Bu zihniyetin arkasında yatan ana unsura baktığımızda eşini "Çocuklarının annesi kutsal bir kadın" olarak gördüğü için bu şekilde düşünüp davrandığını ifade edebiliriz. Eşini kadın olmaktan ziyade anne olarak görme eğilimi. Bu sakıncalı görüşün arka planında da anneyle eşi özdeşleştirme sorunu olduğunu görüyoruz.

Her ne sebeple olursa olsun bir erkeğin kendi eşine kötü kadın atfında bulunması, üstelik kendisi için bir şeyler yapmaya çalışırken bunu yapması hiç ahlaki,adil ve doğru değildir.

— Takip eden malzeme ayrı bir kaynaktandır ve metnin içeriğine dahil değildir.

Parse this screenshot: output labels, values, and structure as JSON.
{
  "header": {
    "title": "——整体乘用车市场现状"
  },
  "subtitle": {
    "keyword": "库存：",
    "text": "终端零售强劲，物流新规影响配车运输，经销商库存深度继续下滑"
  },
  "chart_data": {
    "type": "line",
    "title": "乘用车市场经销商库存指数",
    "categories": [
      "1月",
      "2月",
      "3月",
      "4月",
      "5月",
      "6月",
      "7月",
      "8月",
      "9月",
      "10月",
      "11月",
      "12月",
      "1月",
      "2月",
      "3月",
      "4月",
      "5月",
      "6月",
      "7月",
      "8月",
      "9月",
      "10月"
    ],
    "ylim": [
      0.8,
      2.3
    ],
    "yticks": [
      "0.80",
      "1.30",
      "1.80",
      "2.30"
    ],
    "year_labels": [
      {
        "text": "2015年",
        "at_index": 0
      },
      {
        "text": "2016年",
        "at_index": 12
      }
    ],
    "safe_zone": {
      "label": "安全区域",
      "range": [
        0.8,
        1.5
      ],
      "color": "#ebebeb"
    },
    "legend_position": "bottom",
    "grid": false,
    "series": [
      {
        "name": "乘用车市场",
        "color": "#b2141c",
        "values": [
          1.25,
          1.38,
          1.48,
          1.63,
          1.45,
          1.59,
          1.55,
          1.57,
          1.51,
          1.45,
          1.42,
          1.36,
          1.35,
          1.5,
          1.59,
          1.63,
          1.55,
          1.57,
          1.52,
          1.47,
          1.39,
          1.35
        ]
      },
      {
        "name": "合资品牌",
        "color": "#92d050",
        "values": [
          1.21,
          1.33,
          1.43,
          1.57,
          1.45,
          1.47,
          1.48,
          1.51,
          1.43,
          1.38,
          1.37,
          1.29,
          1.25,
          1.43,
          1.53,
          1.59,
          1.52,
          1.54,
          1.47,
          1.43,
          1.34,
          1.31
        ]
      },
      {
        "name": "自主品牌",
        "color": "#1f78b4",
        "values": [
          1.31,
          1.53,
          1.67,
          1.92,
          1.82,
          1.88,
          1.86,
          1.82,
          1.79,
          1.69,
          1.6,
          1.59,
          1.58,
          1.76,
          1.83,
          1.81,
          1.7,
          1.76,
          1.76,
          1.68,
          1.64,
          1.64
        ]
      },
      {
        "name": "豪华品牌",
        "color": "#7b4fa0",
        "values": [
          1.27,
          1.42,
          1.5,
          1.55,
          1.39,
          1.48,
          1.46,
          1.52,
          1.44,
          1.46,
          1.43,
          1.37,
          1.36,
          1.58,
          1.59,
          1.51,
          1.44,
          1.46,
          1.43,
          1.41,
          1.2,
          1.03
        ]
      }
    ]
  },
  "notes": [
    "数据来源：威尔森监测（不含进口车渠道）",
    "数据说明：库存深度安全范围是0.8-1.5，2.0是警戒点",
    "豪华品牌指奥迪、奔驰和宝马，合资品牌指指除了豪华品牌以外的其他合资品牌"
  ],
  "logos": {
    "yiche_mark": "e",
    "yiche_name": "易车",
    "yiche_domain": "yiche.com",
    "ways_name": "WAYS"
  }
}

Cinsel yakınlaşma evliliğin olmazsa olmaz en temel unsurlarındandır. Bu konularda hassasiyet göstermek eşinin bedensel algısını zedelemeden davranmak çok önemlidir. Görünen o ki bazı evliliklerde eşini cinsel benlik algısı üzerinden yetersiz hissettirerek hareket eden eşler görüyoruz.

Neden göbeğin var, niye böyle kilolusun, bacakların niye kalın vs. Oysa bir insanın varsa da eksikliğinin bu şekilde yüzüne vurulması o insana yapılacak en büyük haksızlıktır.

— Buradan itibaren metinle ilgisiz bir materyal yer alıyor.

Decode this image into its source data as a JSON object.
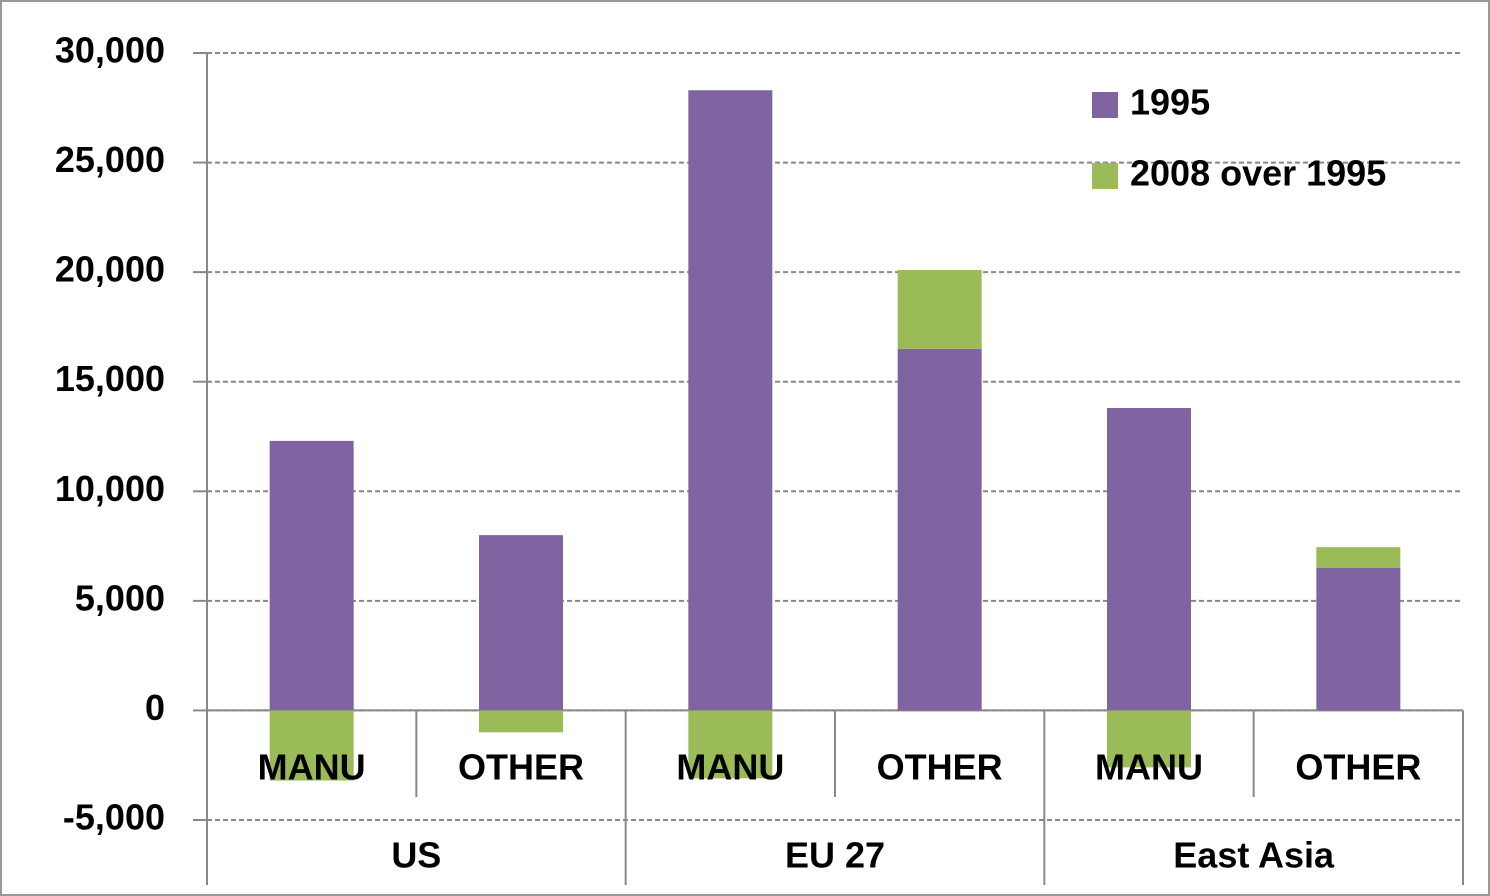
{
  "chart_data": {
    "type": "stacked_bar",
    "categories": [
      "MANU",
      "OTHER",
      "MANU",
      "OTHER",
      "MANU",
      "OTHER"
    ],
    "category_groups": [
      "US",
      "EU 27",
      "East Asia"
    ],
    "series": [
      {
        "name": "1995",
        "color": "#8064a2",
        "values": [
          12300,
          8000,
          28300,
          16500,
          13800,
          6500
        ]
      },
      {
        "name": "2008 over 1995",
        "color": "#9bbb59",
        "values": [
          -3200,
          -1000,
          -3100,
          3600,
          -2600,
          950
        ]
      }
    ],
    "ylim": [
      -5000,
      30000
    ],
    "yticks": [
      {
        "value": -5000,
        "label": "-5,000"
      },
      0,
      {
        "value": 5000,
        "label": "5,000"
      },
      {
        "value": 10000,
        "label": "10,000"
      },
      {
        "value": 15000,
        "label": "15,000"
      },
      {
        "value": 20000,
        "label": "20,000"
      },
      {
        "value": 25000,
        "label": "25,000"
      },
      {
        "value": 30000,
        "label": "30,000"
      }
    ],
    "grid": true,
    "legend": "top-right"
  }
}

Bazı erkeklerin cinsel anlamda yaşadığı yetersizliği ( isteksizliği) bu şekilde kapatmaya çalıştığını anlıyoruz . Eşiyle cinsel hayatı deneyimlemek yerine alışkın olduğu mastürbasyon yapmaya kaçarak , (bunu da porno izleyerek yapıyor) kendi cinsel arzularını tatmin edip yoluna devam etmektedir.

Bunlar eşleriyle iki haftada, ayda hatta bir kaç ayda bir birlikte olmayı istemekteler. Çoğu kadının da maalesef bu durum içten içe bir yandan üzerken diğer yandan işine gelmektedir. Zaten iyi bir ilişkileri olmadığını düşündüğü için kadın birlikteliği arzulamamaktadır.

Arzulamak ve arzulanmak bir evlilikte en önemli unsurlardandır. Artık arzulamadığınız çekici bulmadığınız biriyle yaşıyorsanız bilin ki siz artık karı koca değil ebeveyn çocuk ilişkisini deneyimlemektesiniz. Bu rollerden çıkmadığınız sürece de iki yetişkin olarak eş olarak yola devam edemezsiniz.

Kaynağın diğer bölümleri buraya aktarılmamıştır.